Data from: Tolerance to deer herbivory and resistance to insect herbivores in the common evening primrose (Oenothera biennis)
Cite this dataset
Puentes, Adriana; Johnson, Marc T. J. (2015). Data from: Tolerance to deer herbivory and resistance to insect herbivores in the common evening primrose (Oenothera biennis) [Dataset]. Dryad. https://doi.org/10.5061/dryad.4d02r
The evolution of plant defence in response to herbivory will depend on the fitness effects of damage, availability of genetic variation, and potential ecological and genetic constraints on defence. Here we examine the potential for evolution of tolerance to deer herbivory in Oenothera biennis while simultaneously considering resistance to natural insect herbivores. We examined: i) the effects of deer damage on fitness; ii) the presence of genetic variation in tolerance and resistance; iii) selection on tolerance; iv) genetic correlations with resistance that could constrain evolution of tolerance; and v) plant traits that might predict defence. In a field experiment, we simulated deer damage occurring early and late in the season, recorded arthropod abundances, flowering phenology, and measured growth rate and lifetime reproduction. Our study showed that deer herbivory has a negative effect on fitness, with effects being more pronounced for late-season damage.
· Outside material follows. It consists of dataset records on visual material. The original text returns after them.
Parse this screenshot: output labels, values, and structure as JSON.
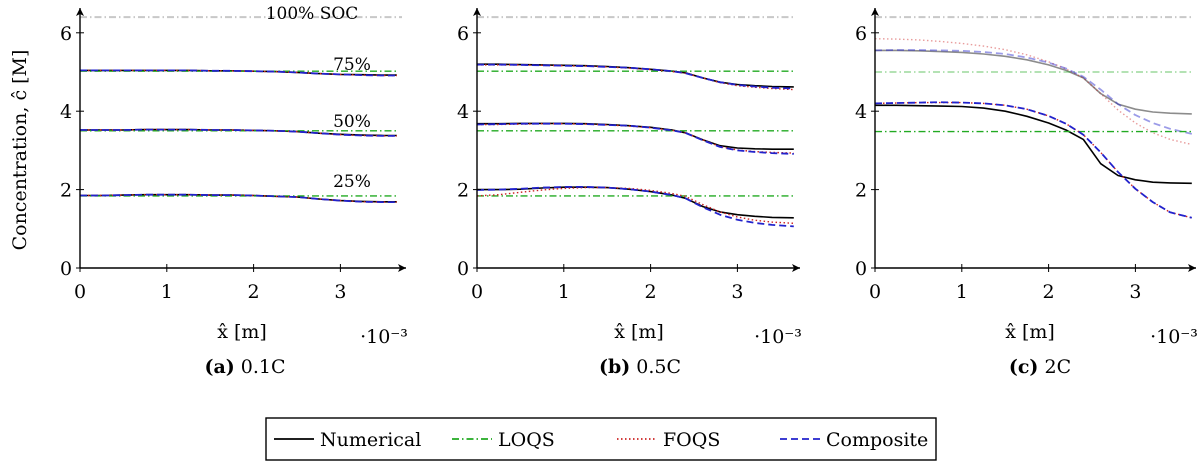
{
  "figure": {
    "ylabel": "Concentration, ĉ [M]",
    "xlabel": "x̂ [m]",
    "x_multiplier": "·10⁻³",
    "y_ticks": [
      0,
      2,
      4,
      6
    ],
    "x_ticks": [
      0,
      1,
      2,
      3
    ]
  },
  "legend": {
    "entries": [
      {
        "label": "Numerical",
        "color": "#000000",
        "dash": "solid"
      },
      {
        "label": "LOQS",
        "color": "#22aa22",
        "dash": "dashdot"
      },
      {
        "label": "FOQS",
        "color": "#cc2222",
        "dash": "dotted"
      },
      {
        "label": "Composite",
        "color": "#2222cc",
        "dash": "dashed"
      }
    ]
  },
  "chart_data": [
    {
      "type": "line",
      "panel_label": "(a)",
      "caption": "0.1C",
      "xlabel": "x̂ [m]",
      "ylabel": "Concentration, ĉ [M]",
      "xlim": [
        0,
        3.65
      ],
      "ylim": [
        0,
        6.8
      ],
      "x_scale_note": "·10⁻³",
      "annotations": [
        "100% SOC",
        "75%",
        "50%",
        "25%"
      ],
      "reference_line": {
        "label": "100% SOC",
        "y": 6.4
      },
      "x": [
        0,
        0.25,
        0.5,
        0.75,
        1.0,
        1.25,
        1.5,
        1.75,
        2.0,
        2.25,
        2.5,
        2.75,
        3.0,
        3.25,
        3.5,
        3.65
      ],
      "series": [
        {
          "name": "Numerical",
          "group": "75%",
          "values": [
            5.04,
            5.04,
            5.04,
            5.04,
            5.04,
            5.04,
            5.03,
            5.03,
            5.02,
            5.01,
            4.99,
            4.96,
            4.94,
            4.93,
            4.92,
            4.92
          ]
        },
        {
          "name": "LOQS",
          "group": "75%",
          "values": [
            5.02,
            5.02,
            5.02,
            5.02,
            5.02,
            5.02,
            5.02,
            5.02,
            5.02,
            5.02,
            5.02,
            5.02,
            5.02,
            5.02,
            5.02,
            5.02
          ]
        },
        {
          "name": "FOQS",
          "group": "75%",
          "values": [
            5.04,
            5.04,
            5.04,
            5.04,
            5.04,
            5.04,
            5.03,
            5.03,
            5.02,
            5.01,
            4.99,
            4.96,
            4.94,
            4.92,
            4.91,
            4.91
          ]
        },
        {
          "name": "Composite",
          "group": "75%",
          "values": [
            5.04,
            5.04,
            5.04,
            5.04,
            5.04,
            5.04,
            5.03,
            5.03,
            5.02,
            5.01,
            4.99,
            4.96,
            4.94,
            4.92,
            4.91,
            4.91
          ]
        },
        {
          "name": "Numerical",
          "group": "50%",
          "values": [
            3.52,
            3.52,
            3.52,
            3.53,
            3.53,
            3.53,
            3.52,
            3.52,
            3.51,
            3.5,
            3.48,
            3.44,
            3.41,
            3.39,
            3.38,
            3.38
          ]
        },
        {
          "name": "LOQS",
          "group": "50%",
          "values": [
            3.5,
            3.5,
            3.5,
            3.5,
            3.5,
            3.5,
            3.5,
            3.5,
            3.5,
            3.5,
            3.5,
            3.5,
            3.5,
            3.5,
            3.5,
            3.5
          ]
        },
        {
          "name": "FOQS",
          "group": "50%",
          "values": [
            3.52,
            3.52,
            3.52,
            3.53,
            3.53,
            3.53,
            3.52,
            3.52,
            3.51,
            3.5,
            3.48,
            3.44,
            3.4,
            3.38,
            3.37,
            3.37
          ]
        },
        {
          "name": "Composite",
          "group": "50%",
          "values": [
            3.52,
            3.52,
            3.52,
            3.53,
            3.53,
            3.53,
            3.52,
            3.52,
            3.51,
            3.5,
            3.48,
            3.44,
            3.4,
            3.38,
            3.37,
            3.37
          ]
        },
        {
          "name": "Numerical",
          "group": "25%",
          "values": [
            1.85,
            1.85,
            1.86,
            1.87,
            1.87,
            1.87,
            1.86,
            1.86,
            1.85,
            1.83,
            1.81,
            1.76,
            1.72,
            1.7,
            1.69,
            1.69
          ]
        },
        {
          "name": "LOQS",
          "group": "25%",
          "values": [
            1.84,
            1.84,
            1.84,
            1.84,
            1.84,
            1.84,
            1.84,
            1.84,
            1.84,
            1.84,
            1.84,
            1.84,
            1.84,
            1.84,
            1.84,
            1.84
          ]
        },
        {
          "name": "FOQS",
          "group": "25%",
          "values": [
            1.85,
            1.85,
            1.86,
            1.87,
            1.87,
            1.87,
            1.86,
            1.86,
            1.85,
            1.83,
            1.81,
            1.76,
            1.72,
            1.69,
            1.68,
            1.68
          ]
        },
        {
          "name": "Composite",
          "group": "25%",
          "values": [
            1.85,
            1.85,
            1.86,
            1.87,
            1.87,
            1.87,
            1.86,
            1.86,
            1.85,
            1.83,
            1.81,
            1.76,
            1.72,
            1.69,
            1.68,
            1.68
          ]
        }
      ]
    },
    {
      "type": "line",
      "panel_label": "(b)",
      "caption": "0.5C",
      "xlabel": "x̂ [m]",
      "xlim": [
        0,
        3.65
      ],
      "ylim": [
        0,
        6.8
      ],
      "x_scale_note": "·10⁻³",
      "reference_line": {
        "y": 6.4
      },
      "x": [
        0,
        0.25,
        0.5,
        0.75,
        1.0,
        1.25,
        1.5,
        1.75,
        2.0,
        2.25,
        2.4,
        2.6,
        2.8,
        3.0,
        3.2,
        3.4,
        3.65
      ],
      "series": [
        {
          "name": "Numerical",
          "group": "75%",
          "values": [
            5.2,
            5.2,
            5.19,
            5.18,
            5.17,
            5.16,
            5.14,
            5.11,
            5.07,
            5.02,
            4.98,
            4.85,
            4.74,
            4.68,
            4.65,
            4.63,
            4.62
          ]
        },
        {
          "name": "LOQS",
          "group": "75%",
          "values": [
            5.02,
            5.02,
            5.02,
            5.02,
            5.02,
            5.02,
            5.02,
            5.02,
            5.02,
            5.02,
            5.02,
            5.02,
            5.02,
            5.02,
            5.02,
            5.02,
            5.02
          ]
        },
        {
          "name": "FOQS",
          "group": "75%",
          "values": [
            5.18,
            5.18,
            5.18,
            5.17,
            5.16,
            5.15,
            5.13,
            5.1,
            5.06,
            5.01,
            4.97,
            4.85,
            4.73,
            4.65,
            4.61,
            4.58,
            4.55
          ]
        },
        {
          "name": "Composite",
          "group": "75%",
          "values": [
            5.19,
            5.19,
            5.18,
            5.17,
            5.16,
            5.15,
            5.13,
            5.11,
            5.07,
            5.02,
            4.97,
            4.85,
            4.74,
            4.67,
            4.63,
            4.6,
            4.58
          ]
        },
        {
          "name": "Numerical",
          "group": "50%",
          "values": [
            3.68,
            3.68,
            3.69,
            3.69,
            3.69,
            3.68,
            3.66,
            3.63,
            3.59,
            3.52,
            3.45,
            3.27,
            3.12,
            3.06,
            3.04,
            3.03,
            3.03
          ]
        },
        {
          "name": "LOQS",
          "group": "50%",
          "values": [
            3.5,
            3.5,
            3.5,
            3.5,
            3.5,
            3.5,
            3.5,
            3.5,
            3.5,
            3.5,
            3.5,
            3.5,
            3.5,
            3.5,
            3.5,
            3.5,
            3.5
          ]
        },
        {
          "name": "FOQS",
          "group": "50%",
          "values": [
            3.66,
            3.66,
            3.67,
            3.68,
            3.68,
            3.67,
            3.65,
            3.62,
            3.58,
            3.51,
            3.45,
            3.27,
            3.1,
            3.01,
            2.97,
            2.95,
            2.93
          ]
        },
        {
          "name": "Composite",
          "group": "50%",
          "values": [
            3.66,
            3.67,
            3.68,
            3.68,
            3.68,
            3.67,
            3.65,
            3.63,
            3.58,
            3.51,
            3.45,
            3.26,
            3.09,
            3.0,
            2.96,
            2.93,
            2.91
          ]
        },
        {
          "name": "Numerical",
          "group": "25%",
          "values": [
            2.0,
            2.0,
            2.01,
            2.04,
            2.06,
            2.06,
            2.05,
            2.01,
            1.95,
            1.86,
            1.78,
            1.57,
            1.43,
            1.36,
            1.32,
            1.29,
            1.28
          ]
        },
        {
          "name": "LOQS",
          "group": "25%",
          "values": [
            1.84,
            1.84,
            1.84,
            1.84,
            1.84,
            1.84,
            1.84,
            1.84,
            1.84,
            1.84,
            1.84,
            1.84,
            1.84,
            1.84,
            1.84,
            1.84,
            1.84
          ]
        },
        {
          "name": "FOQS",
          "group": "25%",
          "values": [
            1.84,
            1.87,
            1.93,
            1.99,
            2.03,
            2.05,
            2.05,
            2.03,
            1.98,
            1.9,
            1.83,
            1.62,
            1.43,
            1.3,
            1.22,
            1.17,
            1.14
          ]
        },
        {
          "name": "Composite",
          "group": "25%",
          "values": [
            1.99,
            2.0,
            2.02,
            2.05,
            2.07,
            2.07,
            2.05,
            2.01,
            1.95,
            1.86,
            1.78,
            1.55,
            1.36,
            1.23,
            1.15,
            1.1,
            1.06
          ]
        }
      ]
    },
    {
      "type": "line",
      "panel_label": "(c)",
      "caption": "2C",
      "xlabel": "x̂ [m]",
      "xlim": [
        0,
        3.65
      ],
      "ylim": [
        0,
        6.8
      ],
      "x_scale_note": "·10⁻³",
      "reference_line": {
        "y": 6.4
      },
      "x": [
        0,
        0.25,
        0.5,
        0.75,
        1.0,
        1.25,
        1.5,
        1.75,
        2.0,
        2.2,
        2.4,
        2.6,
        2.8,
        3.0,
        3.2,
        3.4,
        3.65
      ],
      "series": [
        {
          "name": "Numerical",
          "group": "75%",
          "values": [
            5.55,
            5.55,
            5.54,
            5.52,
            5.5,
            5.46,
            5.4,
            5.31,
            5.18,
            5.04,
            4.85,
            4.45,
            4.18,
            4.05,
            3.98,
            3.95,
            3.93
          ]
        },
        {
          "name": "LOQS",
          "group": "75%",
          "values": [
            5.0,
            5.0,
            5.0,
            5.0,
            5.0,
            5.0,
            5.0,
            5.0,
            5.0,
            5.0,
            5.0,
            5.0,
            5.0,
            5.0,
            5.0,
            5.0,
            5.0
          ]
        },
        {
          "name": "FOQS",
          "group": "75%",
          "values": [
            5.85,
            5.84,
            5.82,
            5.78,
            5.73,
            5.66,
            5.57,
            5.44,
            5.26,
            5.08,
            4.85,
            4.45,
            4.03,
            3.7,
            3.45,
            3.28,
            3.15
          ]
        },
        {
          "name": "Composite",
          "group": "75%",
          "values": [
            5.55,
            5.56,
            5.56,
            5.55,
            5.54,
            5.51,
            5.46,
            5.37,
            5.24,
            5.09,
            4.88,
            4.55,
            4.18,
            3.9,
            3.7,
            3.55,
            3.42
          ]
        },
        {
          "name": "Numerical",
          "group": "50%",
          "values": [
            4.15,
            4.15,
            4.14,
            4.13,
            4.12,
            4.08,
            4.0,
            3.87,
            3.7,
            3.52,
            3.28,
            2.66,
            2.36,
            2.25,
            2.19,
            2.17,
            2.16
          ]
        },
        {
          "name": "LOQS",
          "group": "50%",
          "values": [
            3.48,
            3.48,
            3.48,
            3.48,
            3.48,
            3.48,
            3.48,
            3.48,
            3.48,
            3.48,
            3.48,
            3.48,
            3.48,
            3.48,
            3.48,
            3.48,
            3.48
          ]
        },
        {
          "name": "FOQS",
          "group": "50%",
          "values": [
            4.2,
            4.21,
            4.22,
            4.22,
            4.22,
            4.2,
            4.15,
            4.05,
            3.88,
            3.68,
            3.4,
            2.95,
            2.45,
            2.02,
            1.68,
            1.42,
            1.28
          ]
        },
        {
          "name": "Composite",
          "group": "50%",
          "values": [
            4.2,
            4.21,
            4.22,
            4.23,
            4.22,
            4.2,
            4.15,
            4.05,
            3.88,
            3.68,
            3.4,
            2.95,
            2.45,
            2.02,
            1.68,
            1.42,
            1.28
          ]
        }
      ]
    }
  ]
}
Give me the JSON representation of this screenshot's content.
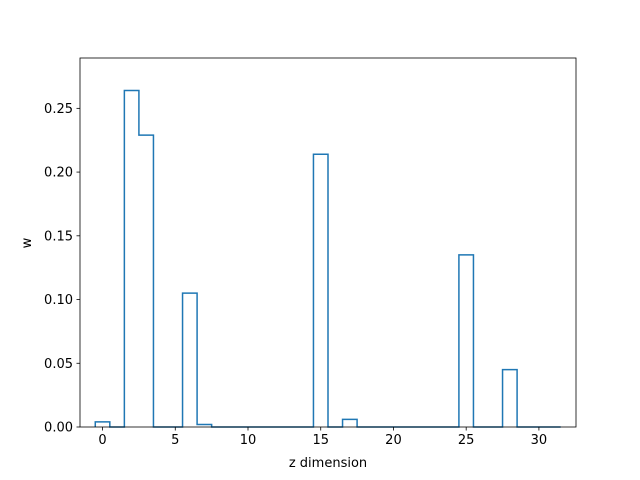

Selection acted to increase tolerance to deer damage, yet there was low and non-significant genetic variation in this trait. In contrast, there was substantial genetic variation in resistance to insect herbivores. Resistance was genetically uncorrelated with tolerance, whereas positive genetic correlations in resistance to insect herbivores suggest there exists diffuse selection on resistance traits. In addition, growth rate and flowering time did not predict variation in tolerance, but flowering phenology was genetically correlated with resistance. Our results suggest that deer damage has the potential to exert selection because browsing reduces plant fitness, but limited standing genetic variation in tolerance is expected to constrain adaptive evolution in O. biennis.